Nobody lost the argument – there was no argument

Brad DeLong wonders how it’s possible that the universal response to the economic crisis has devolved into cut government spending and bring down the deficit, when it’s so clear that this is exactly the wrong thing to do. Since the private sector isn’t investing or creating jobs, government should step in, but most governments seem to think that after having bailed out the banks in 2008-2009 and having provided a bit of a cushion for the side effects of the collapse of the financial markets they’ve done enough and now that it seems these markets are getting back on track it’s time to let the voters pay for this rescue. Now that the open anger at the banks has dimmed a bit, it seems safe to do so, yet it’s still clear to economics like DeLong (or just anybody with open eyes) that doing so will only worsen the crisis; so why didn’t they win the argument:

Somehow we seem to have lost the argument–within the ECB, within the French and the European governments, within the British Liberal Party, within the Bank of England, within the Federal Reserve, with U.S. Senator number 60, and even within the White House.

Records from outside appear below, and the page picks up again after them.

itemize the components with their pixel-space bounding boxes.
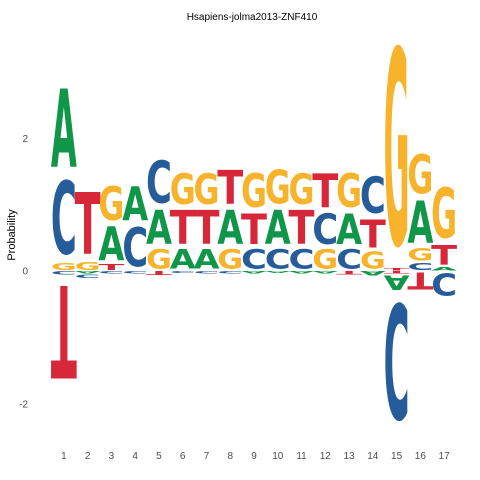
- logo-letter-A: A: [122, 179, 148, 232]
- logo-letter-C: C: [384, 267, 410, 450]
- logo-letter-C: C: [336, 244, 362, 275]
- x-tick-label: 7: [204, 451, 210, 462]
- x-tick-label: 17: [439, 451, 451, 462]
- logo-letter-A: A: [265, 270, 292, 273]
- logo-letter-C: C: [146, 151, 172, 217]
- x-tick-label: 12: [320, 451, 332, 462]
- logo-letter-A: A: [98, 219, 124, 272]
- logo-letter-G: G: [98, 178, 124, 232]
- logo-letter-T: T: [170, 201, 196, 254]
- logo-letter-T: T: [407, 267, 434, 293]
- logo-letter-G: G: [193, 164, 219, 214]
- logo-letter-C: C: [431, 266, 457, 302]
- logo-letter-A: A: [241, 270, 268, 274]
- logo-letter-C: C: [312, 206, 338, 255]
- logo-letter-C: C: [407, 261, 433, 273]
- y-axis-ticks: -2 0 2: [19, 134, 28, 411]
- logo-letter-C: C: [122, 216, 148, 279]
- x-tick-label: 1: [61, 451, 67, 462]
- x-tick-label: 2: [85, 451, 91, 462]
- x-tick-label: 11: [296, 451, 307, 462]
- y-axis-title: Probability: [6, 209, 18, 261]
- logo-letter-A: A: [170, 244, 197, 275]
- logo-letter-G: G: [289, 164, 315, 214]
- logo-letter-C: C: [360, 168, 386, 226]
- logo-letter-T: T: [431, 239, 458, 271]
- logo-letter-T: T: [360, 213, 386, 257]
- logo-letter-G: G: [170, 164, 196, 214]
- logo-letter-A: A: [431, 266, 458, 271]
- x-tick-label: 9: [251, 451, 257, 462]
- logo-letters: GCACTGTACTAGCCACGACTATGCATGCGATCCTGACAGA…: [51, 0, 458, 451]
- logo-letter-A: A: [407, 190, 433, 257]
- logo-letter-T: T: [217, 161, 243, 214]
- x-tick-label: 14: [367, 451, 379, 462]
- logo-letter-G: G: [265, 162, 291, 216]
- logo-letter-C: C: [217, 270, 243, 274]
- logo-letter-C: C: [51, 270, 77, 275]
- logo-letter-A: A: [217, 202, 243, 255]
- logo-letter-A: A: [146, 202, 172, 255]
- logo-letter-G: G: [51, 260, 77, 272]
- logo-letter-C: C: [122, 270, 148, 274]
- logo-letter-G: G: [146, 244, 172, 275]
- x-tick-label: 16: [415, 451, 427, 462]
- logo-letter-A: A: [193, 244, 220, 275]
- logo-letter-G: G: [431, 173, 457, 254]
- x-tick-label: 8: [227, 451, 233, 462]
- y-tick-label: 0: [22, 267, 28, 278]
- x-tick-label: 5: [156, 451, 162, 462]
- logo-letter-G: G: [217, 244, 243, 275]
- x-tick-label: 10: [272, 451, 284, 462]
- x-tick-label: 4: [132, 451, 138, 462]
- logo-letter-G: G: [407, 245, 433, 265]
- logo-letter-G: G: [336, 165, 362, 219]
- y-tick-label: 2: [22, 134, 28, 145]
- logo-letter-C: C: [289, 244, 315, 275]
- logo-letter-A: A: [265, 202, 291, 255]
- logo-letter-T: T: [98, 263, 124, 272]
- y-tick-label: -2: [19, 399, 28, 410]
- logo-letter-A: A: [360, 270, 386, 277]
- logo-letter-A: A: [312, 270, 339, 274]
- logo-letter-G: G: [360, 247, 386, 274]
- logo-letter-G: G: [384, 0, 410, 308]
- logo-letter-C: C: [75, 273, 101, 278]
- x-tick-label: 15: [391, 451, 403, 462]
- logo-letter-T: T: [146, 270, 173, 276]
- logo-letter-C: C: [193, 270, 219, 274]
- logo-letter-T: T: [384, 267, 411, 271]
- logo-letter-C: C: [170, 270, 196, 273]
- logo-letter-T: T: [312, 164, 338, 217]
- x-axis-ticks: 1 2 3 4 5 6 7 8 9 10 11 12 13 14 15 16 17: [61, 451, 450, 462]
- logo-letter-T: T: [289, 201, 315, 254]
- logo-letter-T: T: [51, 255, 77, 403]
- logo-letter-T: T: [75, 177, 101, 275]
- logo-letter-A: A: [289, 270, 316, 274]
- x-tick-label: 13: [343, 451, 355, 462]
- logo-letter-T: T: [241, 206, 268, 254]
- logo-letter-G: G: [75, 260, 101, 273]
- x-tick-label: 3: [109, 451, 115, 462]
- logo-letter-C: C: [265, 244, 291, 275]
- logo-letter-C: C: [51, 161, 77, 277]
- logo-letter-C: C: [241, 244, 267, 275]
- logo-letter-A: A: [336, 205, 362, 254]
- logo-letter-G: G: [241, 165, 267, 219]
- chart-title: Hsapiens-jolma2013-ZNF410: [187, 12, 318, 23]
- logo-letter-A: A: [384, 271, 410, 293]
- logo-letter-A: A: [51, 66, 77, 192]
- x-tick-label: 6: [180, 451, 186, 462]
- logo-letter-T: T: [384, 270, 411, 274]
- logo-letter-A: A: [75, 270, 102, 274]
- logo-letter-C: C: [98, 270, 124, 274]
- logo-letter-T: T: [336, 270, 363, 275]
- logo-letter-G: G: [407, 144, 433, 206]
- logo-letter-T: T: [193, 201, 219, 254]
- logo-letter-G: G: [312, 244, 338, 275]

And I do not understand how, or why we have lost the argument.

DeLong is either genuinely clueless or willfully ignorant, because any fool could see that this was going to be the only likely outcome. We’ve had thirty years of an ideologically driven consensus on how the economy should be run, why would he think that just because the largest economic crisis since the Great Depression happened the people who actively promoting and supporting this consensus would suddenly see the light? For those who grew up with this consensus, is it even possible to imagine any governmental response that doesn’t involve subsidies for the rich and cuts for the poor and middleclass? DeLong may now be somewhat of a rebel, but he himself has been an supporter of this orthodoxy for years if not decades.

Even if you don’t want to ascribe evil motivations to people like George Osborne helping out their bank chums by making sure school children can’t get free meals anymore, they’re caught up in an ideological framework that’s been proven wrong and which they cannot break out of. Meanwhile any opposition to this consensus has long been broken, with all major parties agreeing on this point. Therefore, when governments say that there is no alternative to these cuts, they’re right, but only because they cannot imagine any alternative and there’s nobody left now who can force them to consider the alternatives.